Messaggio inserito da renard

Concordo con Stefano.
Hai attratto l'attenzione, ora devi tenerla viva
Una cosa interessante sarebbe anche sapere quanto può incidere negativamente l'inquinamento luminoso.
Personalmente riprendo quasi solo da casa, ma il mio discorso è più che altro rivolto a chi sceglie quelle poche occasioni che meteo e impegni vari consentono per spostarsi sotto cieli bui per riprendere o osservare e magari farebbe volentieri qualcosa anche da casa, ma è disincentivato da un cielo non proprio all'altezza.
Roberto


OK,terrò viva l'attenzione (è una vita che lo faccio).

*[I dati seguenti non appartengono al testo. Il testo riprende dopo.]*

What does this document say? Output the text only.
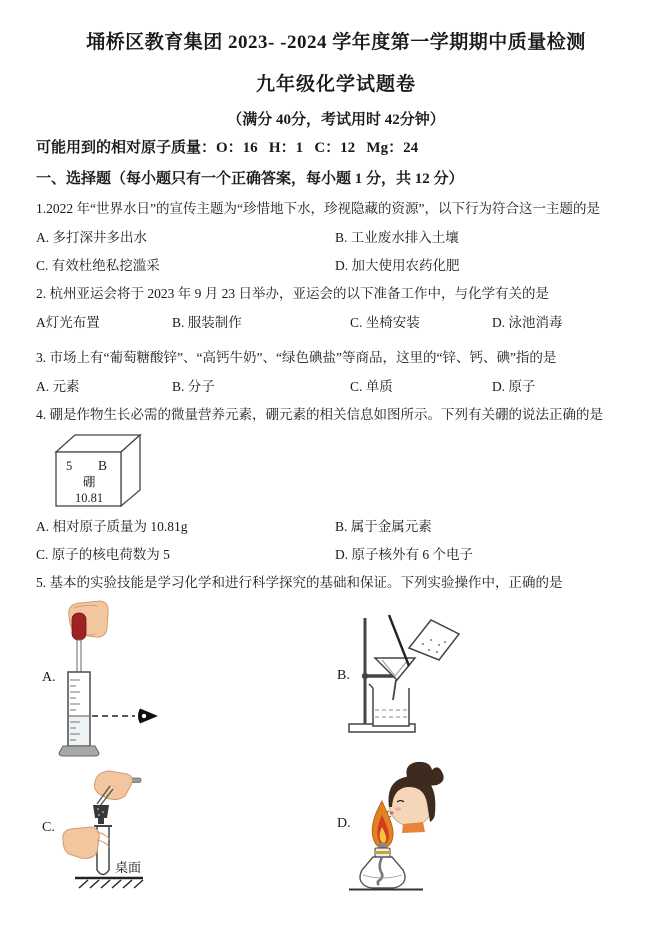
埇桥区教育集团 2023- -2024 学年度第一学期期中质量检测
九年级化学试题卷
（满分 40分，考试用时 42分钟）
可能用到的相对原子质量：O：16   H：1   C：12   Mg：24
一、选择题（每小题只有一个正确答案，每小题 1 分，共 12 分）

1.2022 年“世界水日”的宣传主题为“珍惜地下水，珍视隐藏的资源”，以下行为符合这一主题的是

A. 多打深井多出水	B. 工业废水排入土壤
C. 有效杜绝私挖滥采	D. 加大使用农药化肥

2. 杭州亚运会将于 2023 年 9 月 23 日举办，亚运会的以下准备工作中，与化学有关的是

A灯光布置	B. 服装制作	C. 坐椅安装	D. 泳池消毒

3. 市场上有“葡萄糖酸锌”、“高钙牛奶”、“绿色碘盐”等商品，这里的“锌、钙、碘”指的是

A. 元素	B. 分子	C. 单质	D. 原子

4. 硼是作物生长必需的微量营养元素，硼元素的相关信息如图所示。下列有关硼的说法正确的是

5 B
硼
10.81
A. 相对原子质量为 10.81g	B. 属于金属元素
C. 原子的核电荷数为 5	D. 原子核外有 6 个电子

5. 基本的实验技能是学习化学和进行科学探究的基础和保证。下列实验操作中，正确的是

A.	B.
C.
桌面
D.
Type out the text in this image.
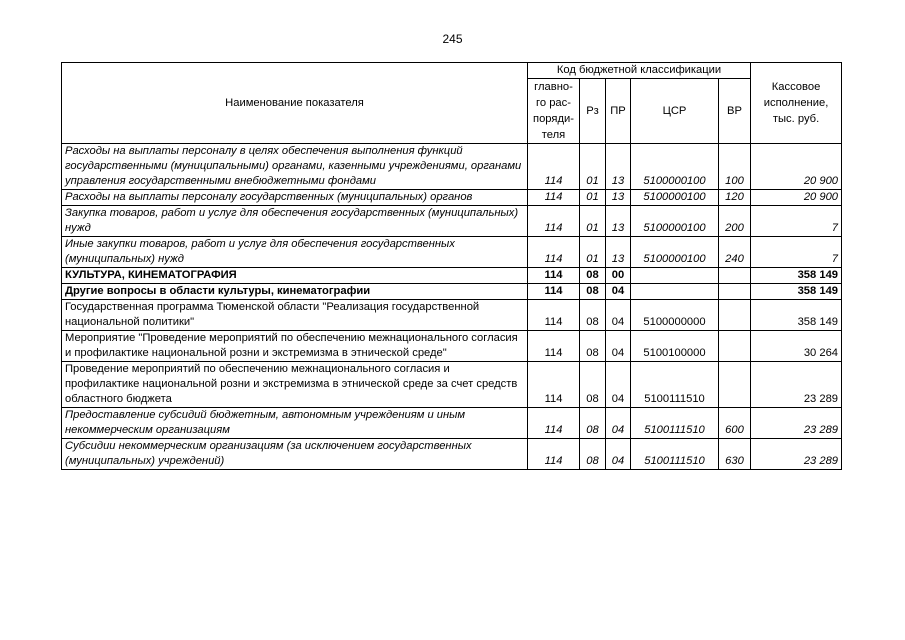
245
Наименование показателя	Код бюджетной классификации					Кассовое исполнение, тыс. руб.
	главно-го рас-поряди-теля	Рз	ПР	ЦСР	ВР	
Расходы на выплаты персоналу в целях обеспечения выполнения функций государственными (муниципальными) органами, казенными учреждениями, органами управления государственными внебюджетными фондами	114	01	13	5100000100	100	20 900
Расходы на выплаты персоналу государственных (муниципальных) органов	114	01	13	5100000100	120	20 900
Закупка товаров, работ и услуг для обеспечения государственных (муниципальных) нужд	114	01	13	5100000100	200	7
Иные закупки товаров, работ и услуг для обеспечения государственных (муниципальных) нужд	114	01	13	5100000100	240	7
КУЛЬТУРА, КИНЕМАТОГРАФИЯ	114	08	00			358 149
Другие вопросы в области культуры, кинематографии	114	08	04			358 149
Государственная программа Тюменской области "Реализация государственной национальной политики"	114	08	04	5100000000		358 149
Мероприятие "Проведение мероприятий по обеспечению межнационального согласия и профилактике национальной розни и экстремизма в этнической среде"	114	08	04	5100100000		30 264
Проведение мероприятий по обеспечению межнационального согласия и профилактике национальной розни и экстремизма в этнической среде за счет средств областного бюджета	114	08	04	5100111510		23 289
Предоставление субсидий бюджетным, автономным учреждениям и иным некоммерческим организациям	114	08	04	5100111510	600	23 289
Субсидии некоммерческим организациям (за исключением государственных (муниципальных) учреждений)	114	08	04	5100111510	630	23 289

L'inquinamento luminoso incide, ma a mio avviso non è determinante, molto più importante è il seeing , che distorce e allarga l'immagine stellare sulla fenditura (per gli strumenti a fenditura) e/o allarga il disco di Airy peggiorando la visibilità e l'incisione delle righe negli strumenti senza fenditura (tipo SA).
Ergo,si può benissimo fare spettroscopia dalle città, a meno che non si voglia arrivare alla 16^ mag con un 30 cm.
Io riprendo da Roma con un C14 e sono arrivato a spettri di stelle di 14^ in un'ora.